"There’s nothing for us here any more": An Excerpt from "Today's Pasts"

27 December 2015

Born in Rawalpindi in present day Pakistan in 1915, Bisham Sahni was an iconic Hindi writer, playwright and translator. He participated in the Quit India movement of 1942 for which he spent time in jail. Sahni's most famous novel Tamas, which won the Sahitya Akademi Award in 1975, depicted the harrowing aftermath of the Partition. He received a number of awards, including the Padma Shri (1969), the Padma Bhushan (1998), and the Sahitya Akademi Fellowship in 2002.

In the following excerpt from his memoir, Today's Pasts, Sahni describes his abrupt departure from his ancestral home in Rawalpindi and the subsequent journey to Delhi in the wake of the Partition.

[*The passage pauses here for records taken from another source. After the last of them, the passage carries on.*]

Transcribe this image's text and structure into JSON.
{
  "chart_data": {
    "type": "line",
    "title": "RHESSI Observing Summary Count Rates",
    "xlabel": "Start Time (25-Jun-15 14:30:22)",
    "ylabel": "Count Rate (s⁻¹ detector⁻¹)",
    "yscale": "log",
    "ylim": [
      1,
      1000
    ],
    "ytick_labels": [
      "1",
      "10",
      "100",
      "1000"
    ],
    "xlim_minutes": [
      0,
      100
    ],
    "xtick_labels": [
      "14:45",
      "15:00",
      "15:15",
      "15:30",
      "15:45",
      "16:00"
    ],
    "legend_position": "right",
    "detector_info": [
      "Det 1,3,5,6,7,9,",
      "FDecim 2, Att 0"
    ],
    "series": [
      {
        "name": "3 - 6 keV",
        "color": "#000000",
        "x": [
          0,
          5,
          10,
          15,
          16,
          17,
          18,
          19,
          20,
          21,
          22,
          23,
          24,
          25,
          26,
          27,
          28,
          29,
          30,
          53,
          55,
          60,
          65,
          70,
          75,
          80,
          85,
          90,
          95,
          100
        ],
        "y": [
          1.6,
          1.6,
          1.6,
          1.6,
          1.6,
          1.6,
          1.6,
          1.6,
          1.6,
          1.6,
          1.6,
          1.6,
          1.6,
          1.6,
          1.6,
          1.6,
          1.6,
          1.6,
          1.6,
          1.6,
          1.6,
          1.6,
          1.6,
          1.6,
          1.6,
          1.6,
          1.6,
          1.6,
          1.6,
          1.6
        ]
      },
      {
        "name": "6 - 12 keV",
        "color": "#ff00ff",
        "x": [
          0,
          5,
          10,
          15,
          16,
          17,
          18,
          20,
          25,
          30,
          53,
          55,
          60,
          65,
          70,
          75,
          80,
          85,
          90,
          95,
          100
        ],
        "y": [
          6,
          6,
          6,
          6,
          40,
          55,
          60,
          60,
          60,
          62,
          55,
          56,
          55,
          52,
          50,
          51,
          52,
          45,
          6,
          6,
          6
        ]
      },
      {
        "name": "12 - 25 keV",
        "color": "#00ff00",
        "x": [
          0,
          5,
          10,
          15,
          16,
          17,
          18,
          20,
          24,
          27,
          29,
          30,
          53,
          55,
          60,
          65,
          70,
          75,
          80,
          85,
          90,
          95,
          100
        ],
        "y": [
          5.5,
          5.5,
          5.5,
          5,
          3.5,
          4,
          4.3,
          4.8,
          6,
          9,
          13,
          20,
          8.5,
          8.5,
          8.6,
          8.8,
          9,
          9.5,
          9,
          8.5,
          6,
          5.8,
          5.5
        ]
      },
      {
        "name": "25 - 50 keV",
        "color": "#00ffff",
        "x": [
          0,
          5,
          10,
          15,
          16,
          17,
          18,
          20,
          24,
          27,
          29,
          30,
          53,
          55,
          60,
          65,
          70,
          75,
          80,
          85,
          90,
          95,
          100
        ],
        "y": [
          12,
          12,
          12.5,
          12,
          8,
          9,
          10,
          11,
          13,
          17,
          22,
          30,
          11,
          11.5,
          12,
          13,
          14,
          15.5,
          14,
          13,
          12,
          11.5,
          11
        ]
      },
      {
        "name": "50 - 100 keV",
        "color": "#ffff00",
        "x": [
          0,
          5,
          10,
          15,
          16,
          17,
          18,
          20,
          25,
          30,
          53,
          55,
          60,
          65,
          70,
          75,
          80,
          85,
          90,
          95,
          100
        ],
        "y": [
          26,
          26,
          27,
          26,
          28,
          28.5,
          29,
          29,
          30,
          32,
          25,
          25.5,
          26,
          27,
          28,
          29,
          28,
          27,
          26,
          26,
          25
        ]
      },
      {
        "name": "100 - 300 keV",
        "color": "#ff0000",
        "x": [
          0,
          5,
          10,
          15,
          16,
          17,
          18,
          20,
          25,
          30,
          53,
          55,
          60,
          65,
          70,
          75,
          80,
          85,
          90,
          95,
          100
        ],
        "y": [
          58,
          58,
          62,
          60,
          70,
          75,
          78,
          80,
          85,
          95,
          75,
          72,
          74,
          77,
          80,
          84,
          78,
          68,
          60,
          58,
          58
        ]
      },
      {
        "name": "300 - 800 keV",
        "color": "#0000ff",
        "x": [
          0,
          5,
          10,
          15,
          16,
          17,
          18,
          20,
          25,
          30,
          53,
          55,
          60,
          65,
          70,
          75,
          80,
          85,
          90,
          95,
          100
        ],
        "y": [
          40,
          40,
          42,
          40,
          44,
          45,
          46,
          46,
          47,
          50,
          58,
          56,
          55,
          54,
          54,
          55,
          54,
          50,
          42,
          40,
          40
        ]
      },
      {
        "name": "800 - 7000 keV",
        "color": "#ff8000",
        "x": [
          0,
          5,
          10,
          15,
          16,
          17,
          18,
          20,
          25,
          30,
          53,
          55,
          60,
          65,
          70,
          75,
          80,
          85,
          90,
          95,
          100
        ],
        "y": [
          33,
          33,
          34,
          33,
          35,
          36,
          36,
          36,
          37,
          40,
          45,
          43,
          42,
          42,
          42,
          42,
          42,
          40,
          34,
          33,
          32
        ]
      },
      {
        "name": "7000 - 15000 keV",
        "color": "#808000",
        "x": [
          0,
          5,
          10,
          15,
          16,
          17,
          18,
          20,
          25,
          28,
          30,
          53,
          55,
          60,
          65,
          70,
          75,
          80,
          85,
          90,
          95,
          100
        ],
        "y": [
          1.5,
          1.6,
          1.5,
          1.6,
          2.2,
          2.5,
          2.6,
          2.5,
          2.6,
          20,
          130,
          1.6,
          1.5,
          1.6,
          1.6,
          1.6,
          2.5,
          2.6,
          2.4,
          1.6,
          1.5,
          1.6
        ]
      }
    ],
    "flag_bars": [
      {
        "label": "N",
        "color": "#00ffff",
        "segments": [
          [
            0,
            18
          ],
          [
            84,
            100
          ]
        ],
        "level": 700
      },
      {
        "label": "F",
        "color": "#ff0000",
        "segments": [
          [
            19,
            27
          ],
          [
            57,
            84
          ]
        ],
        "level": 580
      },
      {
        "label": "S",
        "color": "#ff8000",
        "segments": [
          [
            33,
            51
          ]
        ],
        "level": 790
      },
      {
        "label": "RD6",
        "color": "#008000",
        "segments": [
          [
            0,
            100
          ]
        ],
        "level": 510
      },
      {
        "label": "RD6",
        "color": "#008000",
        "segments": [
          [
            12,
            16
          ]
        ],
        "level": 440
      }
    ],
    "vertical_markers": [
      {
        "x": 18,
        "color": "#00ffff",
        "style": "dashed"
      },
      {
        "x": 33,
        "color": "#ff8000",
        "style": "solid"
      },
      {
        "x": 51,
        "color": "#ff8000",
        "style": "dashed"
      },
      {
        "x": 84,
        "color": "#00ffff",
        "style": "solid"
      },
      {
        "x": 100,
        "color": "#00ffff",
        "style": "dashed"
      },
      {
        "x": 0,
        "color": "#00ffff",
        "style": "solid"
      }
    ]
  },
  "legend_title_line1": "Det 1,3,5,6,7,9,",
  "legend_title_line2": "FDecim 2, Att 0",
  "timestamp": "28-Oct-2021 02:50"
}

On 6 June 1947 the government announced that the state of Pakistan was going to be created. I was standing on the roof of my house in the morning when a man from the alley out front came running to the end of the street—that was Barrister Mahmud—and he spoke loudly, with wild gesticulations, and bouncing uncontrollably. "The decision has been made! There will be a Pakistan! The news is on the radio. Long live Pakistan. Celebrate, my fellow Muslims! Long live the Qaid-e-Azam. Live long."